Re: [PATCH] /dev/epoll update ...

Davide Libenzi (davidel@xmailserver.org)
Fri, 21 Sep 2001 09:48:13 -0700 (PDT)


On 21-Sep-2001 Ton Hospel wrote:
> In article <XFMail.20010919151147.davidel@xmailserver.org>,
> Davide Libenzi <davidel@xmailserver.org> writes:
>> On 19-Sep-2001 Christopher K. St. John wrote:
>>> Davide Libenzi wrote:
>> Again :
>>
>> 1) select()/poll();
>> 2) recv()/send();
>>
>> vs :
>>
>> 1) if (recv()/send() == FAIL)
>> 2) ioctl(EP_POLL);
>>
>
> mm, I don't really get the second one. What if the scenario is:
> In the place you are in your program, you now decide that a
> read is in order.
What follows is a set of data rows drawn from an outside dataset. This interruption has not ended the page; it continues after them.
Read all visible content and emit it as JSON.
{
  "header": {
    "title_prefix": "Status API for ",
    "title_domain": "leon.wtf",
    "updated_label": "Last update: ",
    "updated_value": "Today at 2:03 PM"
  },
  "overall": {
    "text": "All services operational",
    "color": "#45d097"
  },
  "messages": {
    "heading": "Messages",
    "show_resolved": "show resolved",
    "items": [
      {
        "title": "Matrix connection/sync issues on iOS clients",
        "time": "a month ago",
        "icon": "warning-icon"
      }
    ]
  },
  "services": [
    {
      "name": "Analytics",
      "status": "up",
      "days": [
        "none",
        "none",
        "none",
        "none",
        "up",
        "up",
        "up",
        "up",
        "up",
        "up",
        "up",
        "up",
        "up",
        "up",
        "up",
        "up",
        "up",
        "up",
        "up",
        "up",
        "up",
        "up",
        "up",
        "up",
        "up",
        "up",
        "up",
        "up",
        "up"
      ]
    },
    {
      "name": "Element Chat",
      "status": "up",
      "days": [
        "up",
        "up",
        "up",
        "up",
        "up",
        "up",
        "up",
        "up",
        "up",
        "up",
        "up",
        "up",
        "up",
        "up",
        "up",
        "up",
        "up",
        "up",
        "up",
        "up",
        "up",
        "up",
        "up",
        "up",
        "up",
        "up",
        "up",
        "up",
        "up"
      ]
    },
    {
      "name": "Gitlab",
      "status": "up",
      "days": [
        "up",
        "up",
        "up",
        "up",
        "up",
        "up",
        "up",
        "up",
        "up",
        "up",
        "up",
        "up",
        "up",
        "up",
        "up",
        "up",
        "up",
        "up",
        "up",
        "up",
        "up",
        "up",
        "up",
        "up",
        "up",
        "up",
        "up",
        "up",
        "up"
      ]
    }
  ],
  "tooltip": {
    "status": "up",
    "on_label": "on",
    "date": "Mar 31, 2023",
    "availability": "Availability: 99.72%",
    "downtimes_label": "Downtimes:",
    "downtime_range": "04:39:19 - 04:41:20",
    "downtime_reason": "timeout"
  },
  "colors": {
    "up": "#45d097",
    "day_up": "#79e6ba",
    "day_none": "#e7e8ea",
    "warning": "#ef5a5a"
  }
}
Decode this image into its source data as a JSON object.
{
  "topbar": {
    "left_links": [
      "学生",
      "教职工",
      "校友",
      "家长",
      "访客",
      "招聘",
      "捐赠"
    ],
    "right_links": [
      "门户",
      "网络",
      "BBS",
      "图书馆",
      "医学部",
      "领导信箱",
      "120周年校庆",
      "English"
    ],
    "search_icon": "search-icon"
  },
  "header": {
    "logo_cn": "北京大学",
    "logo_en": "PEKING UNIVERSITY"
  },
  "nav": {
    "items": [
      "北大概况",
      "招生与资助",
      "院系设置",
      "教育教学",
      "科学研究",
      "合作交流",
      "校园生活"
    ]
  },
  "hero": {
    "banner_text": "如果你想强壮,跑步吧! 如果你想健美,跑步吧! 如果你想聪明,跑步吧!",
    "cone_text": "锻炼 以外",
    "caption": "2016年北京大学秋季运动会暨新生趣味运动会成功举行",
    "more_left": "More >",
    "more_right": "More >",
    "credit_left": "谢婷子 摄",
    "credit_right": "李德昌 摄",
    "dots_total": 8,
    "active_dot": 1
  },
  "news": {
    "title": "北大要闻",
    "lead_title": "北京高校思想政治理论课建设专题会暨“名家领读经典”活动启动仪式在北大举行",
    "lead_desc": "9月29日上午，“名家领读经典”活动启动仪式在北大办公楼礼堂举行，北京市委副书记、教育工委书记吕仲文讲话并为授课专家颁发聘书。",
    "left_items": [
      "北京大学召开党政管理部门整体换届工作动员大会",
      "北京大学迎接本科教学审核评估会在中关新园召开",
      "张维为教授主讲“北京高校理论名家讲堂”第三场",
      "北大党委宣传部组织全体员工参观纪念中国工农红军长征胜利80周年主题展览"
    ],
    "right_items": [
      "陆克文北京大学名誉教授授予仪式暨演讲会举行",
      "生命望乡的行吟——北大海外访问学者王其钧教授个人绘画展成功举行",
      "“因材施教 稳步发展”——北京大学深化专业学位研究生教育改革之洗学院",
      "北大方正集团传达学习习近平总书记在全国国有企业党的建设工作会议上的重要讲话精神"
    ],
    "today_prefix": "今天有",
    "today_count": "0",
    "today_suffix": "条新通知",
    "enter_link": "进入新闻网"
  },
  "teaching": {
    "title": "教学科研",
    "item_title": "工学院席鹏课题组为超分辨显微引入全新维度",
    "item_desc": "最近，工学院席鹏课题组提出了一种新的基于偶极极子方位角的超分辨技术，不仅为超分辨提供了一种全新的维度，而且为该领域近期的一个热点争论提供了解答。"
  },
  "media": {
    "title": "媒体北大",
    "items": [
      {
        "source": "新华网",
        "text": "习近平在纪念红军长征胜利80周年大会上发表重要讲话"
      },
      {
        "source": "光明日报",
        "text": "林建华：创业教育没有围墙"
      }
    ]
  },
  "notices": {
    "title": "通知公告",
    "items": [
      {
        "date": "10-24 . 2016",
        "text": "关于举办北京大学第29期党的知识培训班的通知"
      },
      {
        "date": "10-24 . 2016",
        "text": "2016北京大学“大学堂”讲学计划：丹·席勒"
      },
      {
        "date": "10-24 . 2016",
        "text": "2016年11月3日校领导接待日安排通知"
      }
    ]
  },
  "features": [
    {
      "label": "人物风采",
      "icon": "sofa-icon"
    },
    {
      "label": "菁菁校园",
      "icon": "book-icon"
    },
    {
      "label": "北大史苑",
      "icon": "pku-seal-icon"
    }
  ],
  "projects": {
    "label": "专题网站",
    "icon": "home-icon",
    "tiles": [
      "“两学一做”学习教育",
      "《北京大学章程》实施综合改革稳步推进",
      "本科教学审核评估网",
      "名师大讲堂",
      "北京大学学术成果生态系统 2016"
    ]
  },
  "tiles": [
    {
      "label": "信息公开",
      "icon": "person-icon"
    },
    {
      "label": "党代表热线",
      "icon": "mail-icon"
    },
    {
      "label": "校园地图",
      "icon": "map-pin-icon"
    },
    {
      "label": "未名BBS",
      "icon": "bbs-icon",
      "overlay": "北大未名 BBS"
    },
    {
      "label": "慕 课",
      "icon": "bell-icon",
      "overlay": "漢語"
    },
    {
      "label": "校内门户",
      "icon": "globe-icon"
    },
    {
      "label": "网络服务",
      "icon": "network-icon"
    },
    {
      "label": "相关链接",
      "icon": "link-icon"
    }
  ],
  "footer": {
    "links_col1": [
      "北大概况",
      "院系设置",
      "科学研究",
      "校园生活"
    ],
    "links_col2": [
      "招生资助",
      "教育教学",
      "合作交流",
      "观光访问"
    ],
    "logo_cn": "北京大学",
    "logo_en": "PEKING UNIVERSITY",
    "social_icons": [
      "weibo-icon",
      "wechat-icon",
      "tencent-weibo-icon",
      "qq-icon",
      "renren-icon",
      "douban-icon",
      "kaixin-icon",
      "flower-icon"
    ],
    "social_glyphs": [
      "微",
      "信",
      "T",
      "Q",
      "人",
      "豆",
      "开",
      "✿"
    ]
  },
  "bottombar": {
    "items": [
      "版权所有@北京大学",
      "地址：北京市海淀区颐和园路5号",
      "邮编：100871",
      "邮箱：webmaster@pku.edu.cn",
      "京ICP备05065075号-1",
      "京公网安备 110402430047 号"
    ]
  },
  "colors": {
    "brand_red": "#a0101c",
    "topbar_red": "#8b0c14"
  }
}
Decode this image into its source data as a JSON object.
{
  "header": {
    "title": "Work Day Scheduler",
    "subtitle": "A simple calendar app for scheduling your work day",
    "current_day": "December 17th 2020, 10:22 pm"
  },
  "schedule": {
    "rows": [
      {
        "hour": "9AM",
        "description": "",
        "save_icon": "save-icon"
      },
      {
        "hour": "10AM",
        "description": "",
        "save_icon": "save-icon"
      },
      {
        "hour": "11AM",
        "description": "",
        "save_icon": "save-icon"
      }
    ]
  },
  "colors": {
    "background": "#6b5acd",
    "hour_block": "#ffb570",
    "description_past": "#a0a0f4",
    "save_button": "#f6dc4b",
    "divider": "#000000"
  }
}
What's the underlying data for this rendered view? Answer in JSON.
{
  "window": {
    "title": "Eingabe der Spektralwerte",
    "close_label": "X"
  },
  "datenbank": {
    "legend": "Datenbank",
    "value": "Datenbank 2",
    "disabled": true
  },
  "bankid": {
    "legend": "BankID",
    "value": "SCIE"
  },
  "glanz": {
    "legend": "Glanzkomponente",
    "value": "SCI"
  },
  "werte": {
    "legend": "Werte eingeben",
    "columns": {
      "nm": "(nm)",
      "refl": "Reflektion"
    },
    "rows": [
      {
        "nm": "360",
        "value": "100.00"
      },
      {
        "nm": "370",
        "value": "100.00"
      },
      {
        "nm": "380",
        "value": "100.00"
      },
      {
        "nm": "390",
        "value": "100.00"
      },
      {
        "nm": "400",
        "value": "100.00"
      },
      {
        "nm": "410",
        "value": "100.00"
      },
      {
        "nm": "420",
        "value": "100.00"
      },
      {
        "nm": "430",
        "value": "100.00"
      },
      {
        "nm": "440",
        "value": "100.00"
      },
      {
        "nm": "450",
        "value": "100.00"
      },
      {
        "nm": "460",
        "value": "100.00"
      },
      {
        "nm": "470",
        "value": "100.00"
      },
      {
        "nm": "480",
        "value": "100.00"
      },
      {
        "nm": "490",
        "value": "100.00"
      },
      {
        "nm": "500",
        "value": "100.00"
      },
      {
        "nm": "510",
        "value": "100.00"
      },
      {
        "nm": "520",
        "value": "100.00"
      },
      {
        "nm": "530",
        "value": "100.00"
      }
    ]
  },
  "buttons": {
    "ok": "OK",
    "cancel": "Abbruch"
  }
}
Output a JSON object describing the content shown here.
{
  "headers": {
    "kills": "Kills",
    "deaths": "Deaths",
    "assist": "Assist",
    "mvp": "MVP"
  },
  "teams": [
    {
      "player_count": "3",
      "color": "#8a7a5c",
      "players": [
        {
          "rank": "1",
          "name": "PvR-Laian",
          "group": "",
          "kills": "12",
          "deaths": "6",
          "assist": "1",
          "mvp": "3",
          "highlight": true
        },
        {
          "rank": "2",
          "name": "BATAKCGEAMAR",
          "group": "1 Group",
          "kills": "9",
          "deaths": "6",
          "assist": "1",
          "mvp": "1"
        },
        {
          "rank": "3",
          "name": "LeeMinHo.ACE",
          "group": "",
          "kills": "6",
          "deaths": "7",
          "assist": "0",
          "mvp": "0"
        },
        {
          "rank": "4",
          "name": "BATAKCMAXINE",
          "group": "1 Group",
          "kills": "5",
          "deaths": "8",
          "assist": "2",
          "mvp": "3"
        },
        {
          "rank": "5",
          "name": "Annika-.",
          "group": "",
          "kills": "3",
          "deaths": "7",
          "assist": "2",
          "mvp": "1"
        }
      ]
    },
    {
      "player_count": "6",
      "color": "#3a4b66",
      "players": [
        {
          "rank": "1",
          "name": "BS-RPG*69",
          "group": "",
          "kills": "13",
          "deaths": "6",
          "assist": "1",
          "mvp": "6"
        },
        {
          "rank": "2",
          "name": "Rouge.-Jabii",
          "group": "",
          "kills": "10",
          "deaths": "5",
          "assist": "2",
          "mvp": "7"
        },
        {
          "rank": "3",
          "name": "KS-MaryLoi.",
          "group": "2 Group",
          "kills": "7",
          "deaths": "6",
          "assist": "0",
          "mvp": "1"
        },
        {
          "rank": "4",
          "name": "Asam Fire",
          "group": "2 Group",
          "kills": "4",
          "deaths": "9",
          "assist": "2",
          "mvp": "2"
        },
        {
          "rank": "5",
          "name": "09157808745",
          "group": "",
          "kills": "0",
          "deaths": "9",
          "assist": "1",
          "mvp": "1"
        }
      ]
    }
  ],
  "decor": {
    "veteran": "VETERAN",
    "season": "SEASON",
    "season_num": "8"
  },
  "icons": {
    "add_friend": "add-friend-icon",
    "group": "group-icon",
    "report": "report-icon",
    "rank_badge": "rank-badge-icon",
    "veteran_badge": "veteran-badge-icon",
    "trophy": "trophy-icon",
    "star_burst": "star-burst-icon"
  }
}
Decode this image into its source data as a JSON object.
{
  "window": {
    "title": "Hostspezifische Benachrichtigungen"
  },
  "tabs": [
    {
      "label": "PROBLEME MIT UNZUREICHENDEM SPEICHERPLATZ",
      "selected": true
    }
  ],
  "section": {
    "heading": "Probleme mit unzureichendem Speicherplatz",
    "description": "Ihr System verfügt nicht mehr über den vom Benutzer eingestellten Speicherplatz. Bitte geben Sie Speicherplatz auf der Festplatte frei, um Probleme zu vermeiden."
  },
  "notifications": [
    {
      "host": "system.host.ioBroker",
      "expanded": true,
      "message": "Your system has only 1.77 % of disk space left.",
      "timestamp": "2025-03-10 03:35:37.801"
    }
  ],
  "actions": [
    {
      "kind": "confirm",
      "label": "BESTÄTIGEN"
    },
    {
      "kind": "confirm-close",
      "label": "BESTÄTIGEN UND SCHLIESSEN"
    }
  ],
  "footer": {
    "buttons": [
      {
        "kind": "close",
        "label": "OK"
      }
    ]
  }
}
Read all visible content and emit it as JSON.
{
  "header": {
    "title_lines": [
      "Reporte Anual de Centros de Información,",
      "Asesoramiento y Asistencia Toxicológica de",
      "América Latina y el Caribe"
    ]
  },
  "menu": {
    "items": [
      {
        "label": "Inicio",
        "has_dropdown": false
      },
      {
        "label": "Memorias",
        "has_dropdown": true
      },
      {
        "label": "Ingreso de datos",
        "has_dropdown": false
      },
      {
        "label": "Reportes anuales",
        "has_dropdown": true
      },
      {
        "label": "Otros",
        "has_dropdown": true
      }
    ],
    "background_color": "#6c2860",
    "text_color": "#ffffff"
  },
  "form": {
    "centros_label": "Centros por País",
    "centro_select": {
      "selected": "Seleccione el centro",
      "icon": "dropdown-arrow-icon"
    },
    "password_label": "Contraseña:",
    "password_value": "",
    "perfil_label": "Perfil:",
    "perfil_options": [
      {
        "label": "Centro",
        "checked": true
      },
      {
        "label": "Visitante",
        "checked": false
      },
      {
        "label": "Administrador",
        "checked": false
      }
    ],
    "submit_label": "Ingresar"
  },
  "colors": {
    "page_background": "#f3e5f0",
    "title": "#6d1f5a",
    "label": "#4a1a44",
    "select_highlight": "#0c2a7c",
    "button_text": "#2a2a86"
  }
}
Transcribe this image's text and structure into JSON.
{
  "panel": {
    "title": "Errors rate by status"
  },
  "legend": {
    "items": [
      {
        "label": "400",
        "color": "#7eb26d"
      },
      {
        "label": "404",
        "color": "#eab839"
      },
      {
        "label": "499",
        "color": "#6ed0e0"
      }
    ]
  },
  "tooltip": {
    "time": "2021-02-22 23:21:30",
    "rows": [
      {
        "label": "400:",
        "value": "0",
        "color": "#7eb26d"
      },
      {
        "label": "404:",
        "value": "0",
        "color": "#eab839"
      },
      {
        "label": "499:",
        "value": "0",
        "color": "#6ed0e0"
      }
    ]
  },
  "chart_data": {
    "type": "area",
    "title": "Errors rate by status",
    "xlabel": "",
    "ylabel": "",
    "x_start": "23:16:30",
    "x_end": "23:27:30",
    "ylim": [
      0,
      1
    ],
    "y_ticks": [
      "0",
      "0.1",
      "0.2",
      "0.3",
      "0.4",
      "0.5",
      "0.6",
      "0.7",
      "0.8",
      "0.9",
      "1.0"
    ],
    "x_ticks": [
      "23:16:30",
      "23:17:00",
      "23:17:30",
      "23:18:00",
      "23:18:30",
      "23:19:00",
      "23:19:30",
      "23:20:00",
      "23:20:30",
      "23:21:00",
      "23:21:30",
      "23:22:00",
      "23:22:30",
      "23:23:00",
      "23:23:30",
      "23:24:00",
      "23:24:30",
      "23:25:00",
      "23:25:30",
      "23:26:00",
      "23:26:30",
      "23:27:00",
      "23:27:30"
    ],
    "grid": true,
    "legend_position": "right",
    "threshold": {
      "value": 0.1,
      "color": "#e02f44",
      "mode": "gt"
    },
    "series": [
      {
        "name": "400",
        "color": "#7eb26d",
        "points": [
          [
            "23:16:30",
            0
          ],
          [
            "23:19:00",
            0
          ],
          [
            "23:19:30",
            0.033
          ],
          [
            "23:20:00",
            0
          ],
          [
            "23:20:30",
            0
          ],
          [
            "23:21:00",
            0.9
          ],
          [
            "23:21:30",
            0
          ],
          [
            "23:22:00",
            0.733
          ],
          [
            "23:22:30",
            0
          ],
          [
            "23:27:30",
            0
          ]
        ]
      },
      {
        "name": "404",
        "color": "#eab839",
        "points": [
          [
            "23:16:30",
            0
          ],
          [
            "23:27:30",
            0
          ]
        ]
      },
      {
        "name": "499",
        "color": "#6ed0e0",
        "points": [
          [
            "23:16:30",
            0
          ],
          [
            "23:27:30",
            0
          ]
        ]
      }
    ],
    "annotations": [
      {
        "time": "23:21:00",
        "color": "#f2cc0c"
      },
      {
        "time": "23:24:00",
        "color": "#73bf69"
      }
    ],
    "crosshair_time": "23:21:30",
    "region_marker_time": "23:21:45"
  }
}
You try read, nothing there yet,
> the syscall returns, the data event happens and THEN you go into
> the ioctl ?
>
> Possibilities seem:
> 1) You hang, having missed the only event that will happen
> 2) Just having data triggers the ioctl (maybe only the first time),
> why not leaving out the initial read then and just do it afterwards
> like select ?
> 3) It generates a fake event the first time you notify interest, but then
> the startup case leads to doing the read uselessly twice.
>
> Or is there a fourth way I'm missing this really works ?

That was a simplified function :

while (recv()/send() == FAIL)
ioctl(EP_POLL);

this is the right code.
If an event happens between the recv() and the ioctl() this is cached by the
driver and it'll be returned from ioctl().